3. The automatic tire flipper belt cutting and feeding apparatus as claimed in claim 1, wherein the guide rail is provided with a mechanical rib at a position between the left belt and the right belt.

4. The automatic tire flipper belt cutting and feeding apparatus as claimed in claim 1, wherein said cutting blade is a circular disk blade.

5. The automatic cutting and feeding device for the belting layer of the tire flipper as claimed in claim 1, wherein said deviation sensor is a laser reflection sensor.

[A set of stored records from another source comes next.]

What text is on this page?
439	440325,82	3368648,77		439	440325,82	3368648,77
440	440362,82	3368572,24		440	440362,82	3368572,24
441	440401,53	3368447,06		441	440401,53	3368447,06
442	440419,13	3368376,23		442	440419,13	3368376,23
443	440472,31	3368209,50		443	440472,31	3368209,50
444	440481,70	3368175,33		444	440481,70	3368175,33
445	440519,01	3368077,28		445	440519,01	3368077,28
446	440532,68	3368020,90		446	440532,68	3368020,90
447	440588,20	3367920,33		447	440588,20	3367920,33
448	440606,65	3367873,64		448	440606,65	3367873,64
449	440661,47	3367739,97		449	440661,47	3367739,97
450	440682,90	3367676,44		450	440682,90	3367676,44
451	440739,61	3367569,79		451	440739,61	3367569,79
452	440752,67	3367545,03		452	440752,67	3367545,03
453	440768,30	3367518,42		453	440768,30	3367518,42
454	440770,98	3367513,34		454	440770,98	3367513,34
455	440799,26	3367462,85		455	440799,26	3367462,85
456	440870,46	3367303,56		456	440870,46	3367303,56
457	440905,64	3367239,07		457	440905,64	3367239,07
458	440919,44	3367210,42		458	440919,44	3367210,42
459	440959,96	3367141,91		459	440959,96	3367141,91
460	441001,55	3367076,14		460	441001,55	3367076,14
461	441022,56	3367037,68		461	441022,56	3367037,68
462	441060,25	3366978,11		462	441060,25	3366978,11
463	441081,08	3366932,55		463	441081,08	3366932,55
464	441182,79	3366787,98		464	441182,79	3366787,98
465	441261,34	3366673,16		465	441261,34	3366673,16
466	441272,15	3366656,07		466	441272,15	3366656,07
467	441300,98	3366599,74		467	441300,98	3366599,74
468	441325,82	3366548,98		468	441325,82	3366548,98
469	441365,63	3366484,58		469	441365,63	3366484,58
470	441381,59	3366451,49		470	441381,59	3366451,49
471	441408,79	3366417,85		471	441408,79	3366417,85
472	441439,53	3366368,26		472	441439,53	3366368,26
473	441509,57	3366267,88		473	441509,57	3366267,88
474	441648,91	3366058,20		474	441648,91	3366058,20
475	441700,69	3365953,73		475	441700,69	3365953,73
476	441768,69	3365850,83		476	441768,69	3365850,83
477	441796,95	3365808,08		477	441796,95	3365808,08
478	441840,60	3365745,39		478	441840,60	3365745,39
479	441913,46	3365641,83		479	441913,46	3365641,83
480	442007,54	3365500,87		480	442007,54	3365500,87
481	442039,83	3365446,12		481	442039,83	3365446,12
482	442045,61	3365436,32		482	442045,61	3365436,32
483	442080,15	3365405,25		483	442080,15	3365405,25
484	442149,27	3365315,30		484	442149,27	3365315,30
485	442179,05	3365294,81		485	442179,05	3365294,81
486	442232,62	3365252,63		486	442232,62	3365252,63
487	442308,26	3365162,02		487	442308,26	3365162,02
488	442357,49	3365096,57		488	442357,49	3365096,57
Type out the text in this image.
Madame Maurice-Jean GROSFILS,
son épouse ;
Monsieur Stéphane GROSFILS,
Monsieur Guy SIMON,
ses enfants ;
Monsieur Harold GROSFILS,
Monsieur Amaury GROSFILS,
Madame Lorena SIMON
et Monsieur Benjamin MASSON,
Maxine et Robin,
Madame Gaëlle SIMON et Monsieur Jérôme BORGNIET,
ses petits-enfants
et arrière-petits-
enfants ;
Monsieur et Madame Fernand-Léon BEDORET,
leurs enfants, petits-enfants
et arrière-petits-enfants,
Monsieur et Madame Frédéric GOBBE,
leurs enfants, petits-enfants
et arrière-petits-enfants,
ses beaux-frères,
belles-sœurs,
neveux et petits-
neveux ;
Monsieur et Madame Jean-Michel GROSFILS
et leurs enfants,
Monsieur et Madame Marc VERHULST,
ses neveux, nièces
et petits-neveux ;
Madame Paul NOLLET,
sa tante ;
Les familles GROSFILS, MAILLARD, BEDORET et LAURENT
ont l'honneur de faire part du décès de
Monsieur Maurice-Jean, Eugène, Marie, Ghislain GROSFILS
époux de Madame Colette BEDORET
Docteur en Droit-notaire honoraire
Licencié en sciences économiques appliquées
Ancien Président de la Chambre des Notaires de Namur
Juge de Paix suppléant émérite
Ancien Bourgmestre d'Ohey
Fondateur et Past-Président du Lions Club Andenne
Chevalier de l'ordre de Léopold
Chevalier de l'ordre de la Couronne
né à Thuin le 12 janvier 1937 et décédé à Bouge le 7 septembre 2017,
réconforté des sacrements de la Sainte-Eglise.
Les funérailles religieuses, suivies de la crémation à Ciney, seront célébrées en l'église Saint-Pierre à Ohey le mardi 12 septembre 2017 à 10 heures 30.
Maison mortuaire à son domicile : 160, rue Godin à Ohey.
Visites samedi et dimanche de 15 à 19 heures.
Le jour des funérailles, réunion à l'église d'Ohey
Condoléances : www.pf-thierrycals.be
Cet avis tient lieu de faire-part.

6. The automatic cutting and feeding device for the belted layer of the tire steel wire wrapping cloth according to claim 1, wherein the mounting frame is installed at the rear part of the mounting seat and comprises two side plates which are arranged left and right, the two side plates form the mounting plate, a portal frame is arranged in the front area of the two side plates, a left cross beam and a right cross beam are respectively arranged at the left side and the right side of the portal frame, and the cutting knife motor is respectively installed on the side surfaces of the left cross beam and the right cross beam.

7. The automatic cutting and feeding device for the belting layer of the steel wire for tires as claimed in claim 1, wherein the cutting knife is an angle adjustable cutting knife to adjust according to the angle of the steel ladle.

8. The automatic cutting and feeding device for the belted layer of the tire steel wire wrapping cloth according to claim 1, wherein the transmission assembly comprises a synchronous belt in driving connection with a servo motor and a power shaft in driving connection with the synchronous belt, and the power shaft drives the left conveying roller way and the right conveying roller way to synchronously rotate.